È recente la notizia di un’invasione di meduse nel Golfo di Trieste: migliaia di esemplari hanno letteralmente ricoperto la superficie dell’acqua formando un tappeto galleggiante e gelatinoso.
Il fenomeno, forse qualcuno lo ricorderà, si era già verificato nella primavera 2021 e dopo un breve periodo si era risolto. Questa nuova invasione evidenzia un disequilibrio negli ecosistemi marini che non va sottovalutato. È un campanello d’allarme innescato non solo dall’aumento delle temperature ma anche dall’azione delle correnti marine e del vento oltre che dalla pesca intensiva.

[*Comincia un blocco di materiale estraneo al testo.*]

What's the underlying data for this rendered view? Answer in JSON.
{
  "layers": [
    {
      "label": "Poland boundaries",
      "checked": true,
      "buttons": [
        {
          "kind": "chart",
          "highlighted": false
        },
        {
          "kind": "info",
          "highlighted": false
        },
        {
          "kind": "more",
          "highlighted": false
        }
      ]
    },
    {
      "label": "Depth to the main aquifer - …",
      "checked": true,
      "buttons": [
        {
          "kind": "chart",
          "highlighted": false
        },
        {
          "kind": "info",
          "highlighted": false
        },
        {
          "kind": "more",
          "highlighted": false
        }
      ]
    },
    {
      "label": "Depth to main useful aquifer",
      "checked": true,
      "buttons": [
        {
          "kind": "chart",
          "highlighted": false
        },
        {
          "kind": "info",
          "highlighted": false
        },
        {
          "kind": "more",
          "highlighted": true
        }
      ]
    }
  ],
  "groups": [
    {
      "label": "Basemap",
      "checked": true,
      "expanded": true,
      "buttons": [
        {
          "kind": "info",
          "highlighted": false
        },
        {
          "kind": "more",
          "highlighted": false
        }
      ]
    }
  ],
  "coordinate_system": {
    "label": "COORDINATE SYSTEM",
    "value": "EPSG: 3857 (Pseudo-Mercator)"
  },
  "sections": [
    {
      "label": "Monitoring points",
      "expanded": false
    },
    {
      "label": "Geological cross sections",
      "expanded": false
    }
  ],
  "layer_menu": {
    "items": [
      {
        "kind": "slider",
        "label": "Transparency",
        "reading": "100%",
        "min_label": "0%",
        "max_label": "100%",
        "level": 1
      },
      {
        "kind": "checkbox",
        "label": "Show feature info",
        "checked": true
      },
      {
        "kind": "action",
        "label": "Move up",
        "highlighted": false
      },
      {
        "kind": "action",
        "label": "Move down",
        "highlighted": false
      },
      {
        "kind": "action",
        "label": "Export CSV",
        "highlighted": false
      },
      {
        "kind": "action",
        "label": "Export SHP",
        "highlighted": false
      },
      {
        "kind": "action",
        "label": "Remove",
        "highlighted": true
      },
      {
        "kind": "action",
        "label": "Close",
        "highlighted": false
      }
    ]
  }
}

Invasione di meduse, una sentinella da non sottovalutare
Il riscaldamento globale provoca l’aumento delle temperature del mare che favorisce e allunga il periodo di proliferazione delle meduse le quali, in questo modo, hanno un ciclo vitale più lungo. In primavera, periodo in cui si verifica abitualmente la “fioritura” delle meduse, gli organismi gelatinosi rimangono in superficie dove l’acqua è più calda e dove il loro nutrimento, il plancton, abbonda.
I venti forti, poi, associati alle correnti marine portano in superficie, con la loro azione, le meduse che vengono spinte sotto costa e concentrate in punti specifici.
La pesca intensiva crea squilibri nella catena alimentare sottraendo specie ittiche che si nutrono di fitoplancton e zooplancton (tra cui si annoverano gli stadi larvali delle meduse) promuovendo così la loro proliferazione.

Oltre a Trieste l’invasione di meduse sta interessando altre parti d’Italia come il Golfo di Napoli e la penisola sorrentina, dove si stanno sviluppando specie molto più urticanti di quelle del mar Adriatico.
L’invasione di meduse, complici le cause prima elencate, è un fenomeno che probabilmente si verificherà con più frequenza e in maniera sempre più diffusa. Per arginarlo bisognerà creare dei piani d’azione mirati che saranno attuabili solo attraverso la collaborazione tra esperti ed amministrazioni politiche.